Bim2021 · 23/12/2021 09:58

I would recommend five minute mum on Facebook/Instagram who posts short fun games to teach little ones without them realising! All so simple, take 5 mins to set up and have really helped my little one with phonics.

mayblossominapril · 23/12/2021 10:00

Mine has sounds which he now knows, a ditty with simple words to read and hand writing practice.
We do the homework first thing in the morning before breakfast and that works well. He’s supposed to be able to spell and write the words but he can’t. We are concentrating on the reading at home during term time although we do the homework sheets for writing. We are having a push on pencil skills this holiday.

Headisbusting · 23/12/2021 10:00

Thanks everyone for your replies, I feel it is a lot of work and even breaking it down it seems alot for her little age.
It's reassuring to know lots of other reception kids aren't even doing this yet, which I expected when she started school so was a bit surprised when she got homework.

There is some words she can say but I think she recognises the word rather than is reading it.

OP posts:
SleepingStandingUp · 23/12/2021 10:02

There is some words she can say but I think she recognises the word rather than is reading it they have to sight read some words anyway so that's not a bad thing. That was why I was surprised she didn't know "it", not because of blending but just as sight reading.

LondonGirl83 · 23/12/2021 10:05

Reception at our school has the child reading 10 min everyday. They also send a book home to parents to read to the kids everyday as part of bedtime stories. On the weekends there is sometimes an optional math activity on Abacus that takes about 10 min. That’s it!

The children are learning spellings for high frequency words but only in school and there are no spelling tests until year 1.
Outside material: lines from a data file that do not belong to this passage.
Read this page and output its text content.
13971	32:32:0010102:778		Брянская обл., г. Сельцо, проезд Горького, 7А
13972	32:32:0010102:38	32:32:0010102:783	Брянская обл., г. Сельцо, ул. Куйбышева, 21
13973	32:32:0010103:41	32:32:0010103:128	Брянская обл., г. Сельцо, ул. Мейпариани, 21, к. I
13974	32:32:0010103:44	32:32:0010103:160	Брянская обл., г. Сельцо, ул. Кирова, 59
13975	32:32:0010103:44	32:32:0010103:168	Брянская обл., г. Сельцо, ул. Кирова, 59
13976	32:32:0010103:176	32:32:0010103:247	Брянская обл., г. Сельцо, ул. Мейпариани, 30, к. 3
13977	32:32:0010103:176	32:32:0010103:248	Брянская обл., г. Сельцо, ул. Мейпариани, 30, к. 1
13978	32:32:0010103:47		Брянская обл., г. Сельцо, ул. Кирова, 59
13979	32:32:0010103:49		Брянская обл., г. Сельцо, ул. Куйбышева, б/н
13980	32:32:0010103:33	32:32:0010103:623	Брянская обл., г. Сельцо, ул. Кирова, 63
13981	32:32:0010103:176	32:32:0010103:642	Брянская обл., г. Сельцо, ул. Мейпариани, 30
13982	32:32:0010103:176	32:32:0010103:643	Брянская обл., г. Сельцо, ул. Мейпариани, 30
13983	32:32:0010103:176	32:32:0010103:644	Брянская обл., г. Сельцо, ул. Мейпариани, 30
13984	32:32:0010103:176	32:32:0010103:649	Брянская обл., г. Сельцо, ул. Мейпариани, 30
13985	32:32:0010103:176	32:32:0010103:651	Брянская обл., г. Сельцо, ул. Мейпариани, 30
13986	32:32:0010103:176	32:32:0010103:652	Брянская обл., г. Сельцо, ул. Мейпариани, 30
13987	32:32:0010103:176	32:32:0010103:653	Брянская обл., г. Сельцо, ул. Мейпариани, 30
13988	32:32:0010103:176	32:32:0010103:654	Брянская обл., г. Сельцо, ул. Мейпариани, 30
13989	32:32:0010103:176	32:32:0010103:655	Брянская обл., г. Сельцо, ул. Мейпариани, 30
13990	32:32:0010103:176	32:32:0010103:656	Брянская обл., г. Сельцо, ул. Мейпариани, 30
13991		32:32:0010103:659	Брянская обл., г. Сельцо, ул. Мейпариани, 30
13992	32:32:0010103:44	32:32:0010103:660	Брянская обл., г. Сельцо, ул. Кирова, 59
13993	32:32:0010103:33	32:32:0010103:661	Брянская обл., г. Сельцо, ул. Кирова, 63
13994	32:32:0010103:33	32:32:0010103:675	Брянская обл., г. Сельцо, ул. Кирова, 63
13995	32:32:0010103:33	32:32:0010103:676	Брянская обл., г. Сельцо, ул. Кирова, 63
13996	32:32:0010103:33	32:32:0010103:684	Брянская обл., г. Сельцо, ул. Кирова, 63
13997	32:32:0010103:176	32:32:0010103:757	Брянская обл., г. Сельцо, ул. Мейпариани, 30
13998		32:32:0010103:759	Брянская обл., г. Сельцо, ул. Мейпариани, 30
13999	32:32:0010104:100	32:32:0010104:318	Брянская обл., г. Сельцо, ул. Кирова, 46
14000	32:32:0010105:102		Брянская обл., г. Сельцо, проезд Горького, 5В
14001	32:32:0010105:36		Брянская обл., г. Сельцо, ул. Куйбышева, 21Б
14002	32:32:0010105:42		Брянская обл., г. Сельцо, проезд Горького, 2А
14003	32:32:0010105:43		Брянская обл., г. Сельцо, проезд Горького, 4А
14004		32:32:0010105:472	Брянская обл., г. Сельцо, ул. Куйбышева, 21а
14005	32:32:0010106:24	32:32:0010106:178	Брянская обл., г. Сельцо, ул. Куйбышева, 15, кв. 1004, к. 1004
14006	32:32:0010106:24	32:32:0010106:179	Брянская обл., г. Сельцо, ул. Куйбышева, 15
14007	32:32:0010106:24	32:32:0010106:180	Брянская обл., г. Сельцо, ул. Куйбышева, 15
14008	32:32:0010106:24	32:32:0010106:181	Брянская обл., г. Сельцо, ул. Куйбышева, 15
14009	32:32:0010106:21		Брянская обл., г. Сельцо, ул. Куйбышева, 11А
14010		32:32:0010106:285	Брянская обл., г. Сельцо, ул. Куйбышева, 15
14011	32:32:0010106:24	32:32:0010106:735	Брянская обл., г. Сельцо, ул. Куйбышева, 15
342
In your situation I’d be concerned about putting her off reading by forcing her to read books that are too difficult. For now, focus on reading to her and perhaps play some phonics games like Teach Your Monster to Read that will help with letter sounds and blending. Only have her read books she can manage, even if you have to buy them yourself.

Our school’s policy is a child should be able to read 90 percent of the book themselves confidently for it to be the right level for them otherwise it’s too discouraging and sucks the fun out of reading which I totally agree with. And my daughter attends an very academically selective private school.